Ben Allah İçin Ne Yapabilirim?

“Bizim uğrumuzda cihad edenleri (gayret gösterenleri) elbette kendi yollarımıza eriştireceğiz. Hiç şüphe yok ki, Allah, ihsan sahipleri ile beraberdir.” (el-Ankebut, 69)

 

Yetmiş yaşında, taptaze bir dimağ... Hizmet ufku pörsümemiş bir muallim… “Benden ne olur?” değil, “Ben Allah için ne yapabilirim?” diye dertlenen bir vakıf insan... Fakirlere uzanan yardım eli, yetimlerin yüreğini ısıtmak için çırpınan bir gönül insanı Meliha Yalçıntaş... Bizler kendilerini tanımakla müşerref olduk. Kıymetli okuyucularımız için de güzel bir numûne olacağından şüphemiz yok!.. Buyurun hidâyet, hayır ve vakıf hizmetleriyle yoğrulan bir hayata misafir olmaya…

 

“Meliha Yalçıntaş Hanımefendi kimdir?” diye söze başlasak, neler söylemek istersiniz? Bize biraz kendinizi tanıtır mısınız?

İzmir’in Bergama ilçesine bağlı “Kınık” kazasında, 1942 yılında dünyaya geldim. Allâh’a şükürler olsun ki, Rabbimizin bir lutfu olarak huzurlu bir hayat geçirdim. Çiftlik hayatı yaşadım, toprakla haşır-neşir oldum. Dolu dolu geçti çocukluk yıllarım... Daha sonraki yıllarda İstanbul’a taşındık.

İlkokula başladığımda ise, benim için yeni bir dönem de başlamış oldu. Çünkü öğretmenim Sâime Dinçer Hanımefendi, sadece öğretmen olarak okuma-yazma değil, ayrıca abdest, namaz ve ilmihal bilgilerini de öğretirdi. Hâlbuki o devirlerde bunu yapmak, hem yasak ve hem de tehlikeli idi. Bu konu ile ilgili bir hatıramı paylaşmak isterim:

Bir kuruluş, her yıl düzenlediği yarışmayla en başarılı öğrenciler arasından kur’a ile belirlediği bir öğrenciye yüksek miktarda para ödülü verirdi. Öğretmenimiz Sâime Hanım, bu ödülü, benim almamı çok istiyordu. Çekiliş için gittik. Tabiî, birçok sınıfın birincileri de oradaydı. Herkes, sıra ile kutudan kâğıdı çekiyordu. Sâime öğretmenim, bana sıkı sıkı bir tembihte bulunmuştu.

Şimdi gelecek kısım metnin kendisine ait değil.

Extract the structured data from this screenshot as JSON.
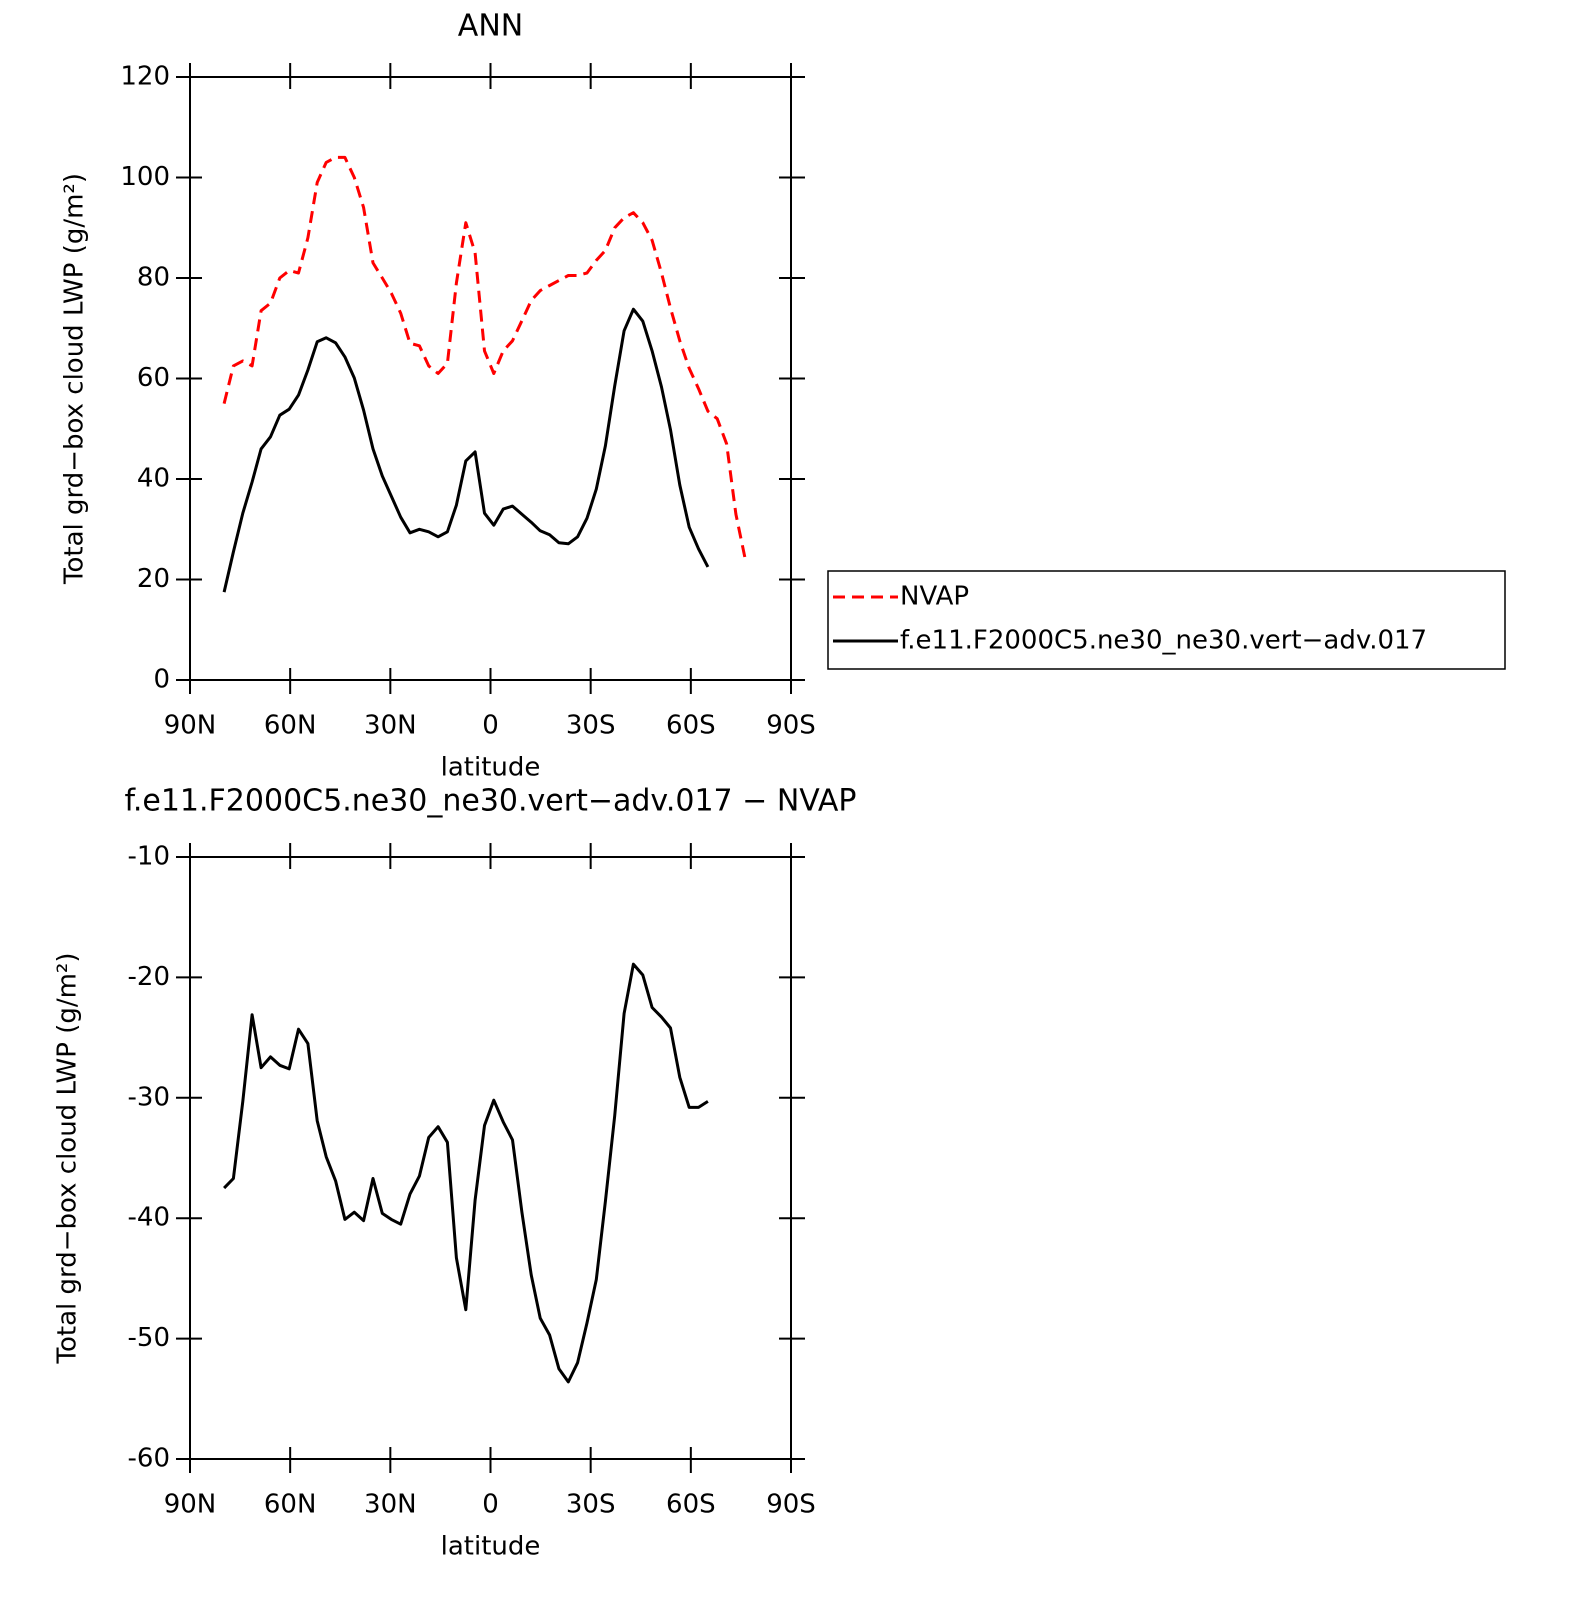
{
  "chart_data": [
    {
      "type": "line",
      "title": "ANN",
      "xlabel": "latitude",
      "ylabel": "Total grd−box cloud LWP (g/m²)",
      "x": [
        79.8,
        77.0,
        74.2,
        71.4,
        68.7,
        65.9,
        63.1,
        60.3,
        57.5,
        54.7,
        51.9,
        49.2,
        46.4,
        43.6,
        40.8,
        38.0,
        35.2,
        32.4,
        29.7,
        26.9,
        24.1,
        21.3,
        18.5,
        15.7,
        12.9,
        10.2,
        7.4,
        4.6,
        1.8,
        -1.0,
        -3.8,
        -6.6,
        -9.4,
        -12.2,
        -14.9,
        -17.7,
        -20.5,
        -23.3,
        -26.1,
        -28.9,
        -31.7,
        -34.4,
        -37.2,
        -40.0,
        -42.8,
        -45.6,
        -48.4,
        -51.2,
        -53.9,
        -56.7,
        -59.5,
        -62.3,
        -65.1,
        -67.9,
        -70.7,
        -73.5,
        -76.3
      ],
      "series": [
        {
          "name": "NVAP",
          "color": "#ff0000",
          "linestyle": "dashed",
          "values": [
            55,
            62.5,
            63.5,
            62.5,
            73.5,
            75,
            80,
            81.5,
            81,
            88,
            99,
            103,
            104,
            104,
            100,
            94,
            83,
            80,
            77,
            73,
            67,
            66.5,
            62.5,
            61,
            63,
            79,
            91,
            85,
            65.5,
            61,
            65.5,
            67.5,
            71.5,
            75.5,
            77.5,
            78.5,
            79.5,
            80.5,
            80.5,
            81,
            83.5,
            85.5,
            90,
            92,
            93,
            91,
            87.5,
            81,
            74,
            67.5,
            62,
            58,
            53.5,
            52,
            47,
            33,
            24
          ]
        },
        {
          "name": "f.e11.F2000C5.ne30_ne30.vert−adv.017",
          "color": "#000000",
          "linestyle": "solid",
          "values": [
            17.5,
            25.5,
            33.2,
            39.4,
            46.0,
            48.4,
            52.7,
            53.9,
            56.7,
            61.7,
            67.3,
            68.1,
            67.1,
            64.3,
            60.1,
            53.7,
            46.0,
            40.6,
            36.6,
            32.4,
            29.3,
            30.0,
            29.5,
            28.5,
            29.5,
            34.8,
            43.6,
            45.4,
            33.2,
            30.8,
            34.0,
            34.6,
            33.0,
            31.4,
            29.7,
            28.9,
            27.3,
            27.1,
            28.5,
            32.2,
            38.0,
            46.6,
            58.5,
            69.5,
            73.8,
            71.4,
            65.5,
            58.3,
            49.8,
            38.8,
            30.4,
            26.1,
            22.5,
            null,
            null,
            null,
            null
          ]
        }
      ],
      "xlim": [
        90,
        -90
      ],
      "xticks": [
        {
          "value": 90,
          "label": "90N"
        },
        {
          "value": 60,
          "label": "60N"
        },
        {
          "value": 30,
          "label": "30N"
        },
        0,
        {
          "value": -30,
          "label": "30S"
        },
        {
          "value": -60,
          "label": "60S"
        },
        {
          "value": -90,
          "label": "90S"
        }
      ],
      "ylim": [
        0,
        120
      ],
      "yticks": [
        0,
        20,
        40,
        60,
        80,
        100,
        120
      ],
      "legend": "right"
    },
    {
      "type": "line",
      "title": "f.e11.F2000C5.ne30_ne30.vert−adv.017 − NVAP",
      "xlabel": "latitude",
      "ylabel": "Total grd−box cloud LWP (g/m²)",
      "x": [
        79.8,
        77.0,
        74.2,
        71.4,
        68.7,
        65.9,
        63.1,
        60.3,
        57.5,
        54.7,
        51.9,
        49.2,
        46.4,
        43.6,
        40.8,
        38.0,
        35.2,
        32.4,
        29.7,
        26.9,
        24.1,
        21.3,
        18.5,
        15.7,
        12.9,
        10.2,
        7.4,
        4.6,
        1.8,
        -1.0,
        -3.8,
        -6.6,
        -9.4,
        -12.2,
        -14.9,
        -17.7,
        -20.5,
        -23.3,
        -26.1,
        -28.9,
        -31.7,
        -34.4,
        -37.2,
        -40.0,
        -42.8,
        -45.6,
        -48.4,
        -51.2,
        -53.9,
        -56.7,
        -59.5,
        -62.3,
        -65.1
      ],
      "values": [
        -37.5,
        -36.7,
        -30.3,
        -23.1,
        -27.5,
        -26.6,
        -27.3,
        -27.6,
        -24.3,
        -25.5,
        -31.9,
        -34.9,
        -36.9,
        -40.1,
        -39.5,
        -40.2,
        -36.7,
        -39.6,
        -40.1,
        -40.5,
        -38.0,
        -36.5,
        -33.3,
        -32.4,
        -33.7,
        -43.3,
        -47.6,
        -38.5,
        -32.3,
        -30.2,
        -32.0,
        -33.5,
        -39.5,
        -44.7,
        -48.3,
        -49.7,
        -52.5,
        -53.6,
        -52.0,
        -48.7,
        -45.1,
        -38.6,
        -31.5,
        -23.0,
        -18.9,
        -19.8,
        -22.5,
        -23.3,
        -24.2,
        -28.3,
        -30.8,
        -30.8,
        -30.3
      ],
      "color": "#000000",
      "xlim": [
        90,
        -90
      ],
      "xticks": [
        {
          "value": 90,
          "label": "90N"
        },
        {
          "value": 60,
          "label": "60N"
        },
        {
          "value": 30,
          "label": "30N"
        },
        0,
        {
          "value": -30,
          "label": "30S"
        },
        {
          "value": -60,
          "label": "60S"
        },
        {
          "value": -90,
          "label": "90S"
        }
      ],
      "ylim": [
        -60,
        -10
      ],
      "yticks": [
        -60,
        -50,
        -40,
        -30,
        -20,
        -10
      ]
    }
  ]
}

“-Çekiliş yapmaya gidene kadar Kelime-i Tevhid’i oku!..” Ben de:

“-Peki, okuyacağım!..” demiştim. Ben okuya okuya gittim. “Bismillâh” dedim ve çektim. Ve bir baktım, ödül bize çıkmıştı. Öğretmenime dönüp:

“-Öğretmenim, bize çıktı! Dediğiniz oldu, duâlarımız kabul oldu.” diye bağırıyordum.

Çocuk aklı, o an hiç düşünemiyordum ki, öğretmenimi, dînî telkinlerini ortaya çıkararak tehlikeye attığımı… Öğretmenimiz, çok idealist ve mükemmeliyetçi idi. Hepimizin başarılı olması, onun en büyük hedefi idi.

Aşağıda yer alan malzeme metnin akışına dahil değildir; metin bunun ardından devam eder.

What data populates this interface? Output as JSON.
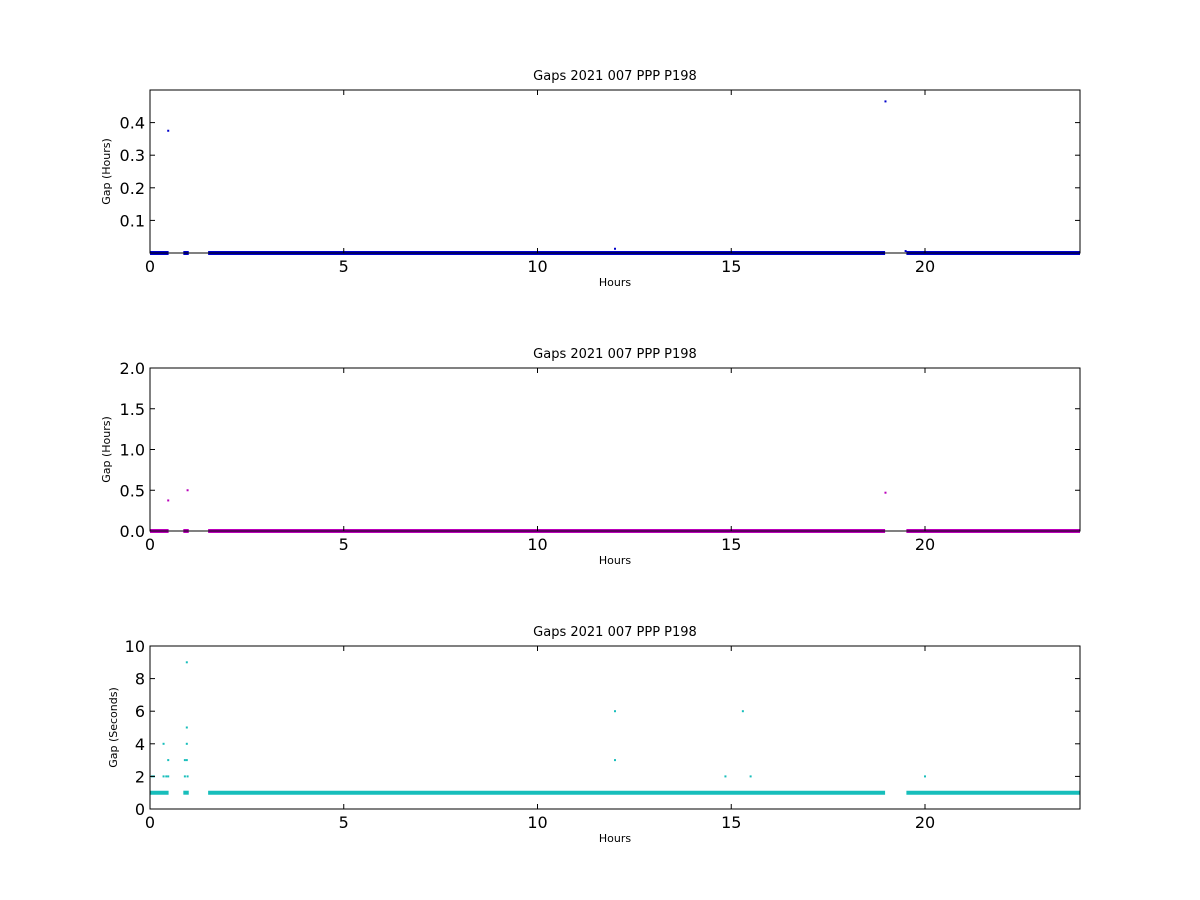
{
  "chart_data": [
    {
      "type": "scatter",
      "title": "Gaps 2021 007 PPP  P198",
      "xlabel": "Hours",
      "ylabel": "Gap (Hours)",
      "xlim": [
        0,
        24
      ],
      "ylim": [
        0,
        0.5
      ],
      "xticks": [
        "0",
        "5",
        "10",
        "15",
        "20"
      ],
      "yticks": [
        "0.1",
        "0.2",
        "0.3",
        "0.4"
      ],
      "grid": false,
      "color": "#0000cc",
      "baseline_runs": [
        [
          0.0,
          0.48,
          0.0
        ],
        [
          0.86,
          1.0,
          0.0
        ],
        [
          1.5,
          18.97,
          0.0
        ],
        [
          19.52,
          24.0,
          0.0
        ]
      ],
      "points": [
        [
          0.47,
          0.375
        ],
        [
          12.0,
          0.013
        ],
        [
          18.98,
          0.465
        ],
        [
          19.5,
          0.006
        ]
      ]
    },
    {
      "type": "scatter",
      "title": "Gaps 2021 007 PPP  P198",
      "xlabel": "Hours",
      "ylabel": "Gap (Hours)",
      "xlim": [
        0,
        24
      ],
      "ylim": [
        0,
        2.0
      ],
      "xticks": [
        "0",
        "5",
        "10",
        "15",
        "20"
      ],
      "yticks": [
        "0.0",
        "0.5",
        "1.0",
        "1.5",
        "2.0"
      ],
      "grid": false,
      "color": "#bb00bb",
      "baseline_runs": [
        [
          0.0,
          0.48,
          0.0
        ],
        [
          0.86,
          1.0,
          0.0
        ],
        [
          1.5,
          18.97,
          0.0
        ],
        [
          19.52,
          24.0,
          0.0
        ]
      ],
      "points": [
        [
          0.47,
          0.375
        ],
        [
          0.97,
          0.5
        ],
        [
          18.98,
          0.47
        ]
      ]
    },
    {
      "type": "scatter",
      "title": "Gaps 2021 007 PPP  P198",
      "xlabel": "Hours",
      "ylabel": "Gap (Seconds)",
      "xlim": [
        0,
        24
      ],
      "ylim": [
        0,
        10
      ],
      "xticks": [
        "0",
        "5",
        "10",
        "15",
        "20"
      ],
      "yticks": [
        "0",
        "2",
        "4",
        "6",
        "8",
        "10"
      ],
      "grid": false,
      "color": "#17bebb",
      "baseline_runs": [
        [
          0.0,
          0.48,
          1.0
        ],
        [
          0.86,
          1.0,
          1.0
        ],
        [
          1.5,
          18.97,
          1.0
        ],
        [
          19.52,
          24.0,
          1.0
        ]
      ],
      "points": [
        [
          0.05,
          2.0
        ],
        [
          0.1,
          2.0
        ],
        [
          0.35,
          4.0
        ],
        [
          0.35,
          2.0
        ],
        [
          0.42,
          2.0
        ],
        [
          0.47,
          3.0
        ],
        [
          0.47,
          2.0
        ],
        [
          0.9,
          3.0
        ],
        [
          0.9,
          2.0
        ],
        [
          0.95,
          9.0
        ],
        [
          0.95,
          5.0
        ],
        [
          0.95,
          4.0
        ],
        [
          0.95,
          3.0
        ],
        [
          0.97,
          2.0
        ],
        [
          12.0,
          6.0
        ],
        [
          12.0,
          3.0
        ],
        [
          14.85,
          2.0
        ],
        [
          15.3,
          6.0
        ],
        [
          15.5,
          2.0
        ],
        [
          20.0,
          2.0
        ]
      ]
    }
  ]
}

 Daha sonra da İstanbul Kız Lisesi’ne kaydoldum. Bizim devrimizde öğretmenler çok kaliteli idi. Tabiî çok da disiplinli... Elhamdülillah, hep başarılı bir hayatım oldu.

1960 İhtilâli sırasında, Hukuk Fakültesi’ni kazandım. Babam, şirketimizin işlerini takip edebilmem için hukuk okumamı çok istiyordu. Ama hiç avukatlık yapmak nasip olmadı.

 

Nevzat Yalçıntaş Beyefendi ile izdivacınız hangi vesile ile oldu?

Âile dostlarımızdan hukukçu Prof. Dr. Selçuk Özçelik Beyefendi, babamın arkadaşlarındandı. Nevzat Bey’i tanıyınca, bize lâyık olduğunu düşünerek âileleri tanıştırdı. Ben hiçbir zaman evleneceğim kişide güzellik, mevki vb. vasıflar aramadım. Düzgün karakterli olsun, beni anlasın istedim. Eşimin hocası, Nevzat Bey doçent olmadan evlenmesine izin vermediği için yaklaşık altı ay nişanlı kaldık. Eşimle evlenmeden önce bir antlaşma yaptım; kendi vasıflarımı ve ideallerimi anlatarak çalışmak istediğimi söyledim. Kendileri de “Olabilir” dediler, fakat evlenince çalışmama izin vermediler. Benim gibi çalışmayı ve üretmeyi seven birisine bu ağır bir imtihandı, ama iki tarafın anlayışı ile bu problemi de orta yolda halletmeye gayret ettik. Elhamdülillâh eşim, Allâh’ın bana verdiği lûtuflardan bir tanesidir. Eşim de isteklerini bana arz ederdi. Ancak hiçbir zaman zorla “Bunu yapacaksın!” diyerek beni incitmedi. Karakterimi de biliyordu, ben zorlamaya gelemeyen bir insandım.

 

Âile hayatınızdaki huzurun sırları nelerdir?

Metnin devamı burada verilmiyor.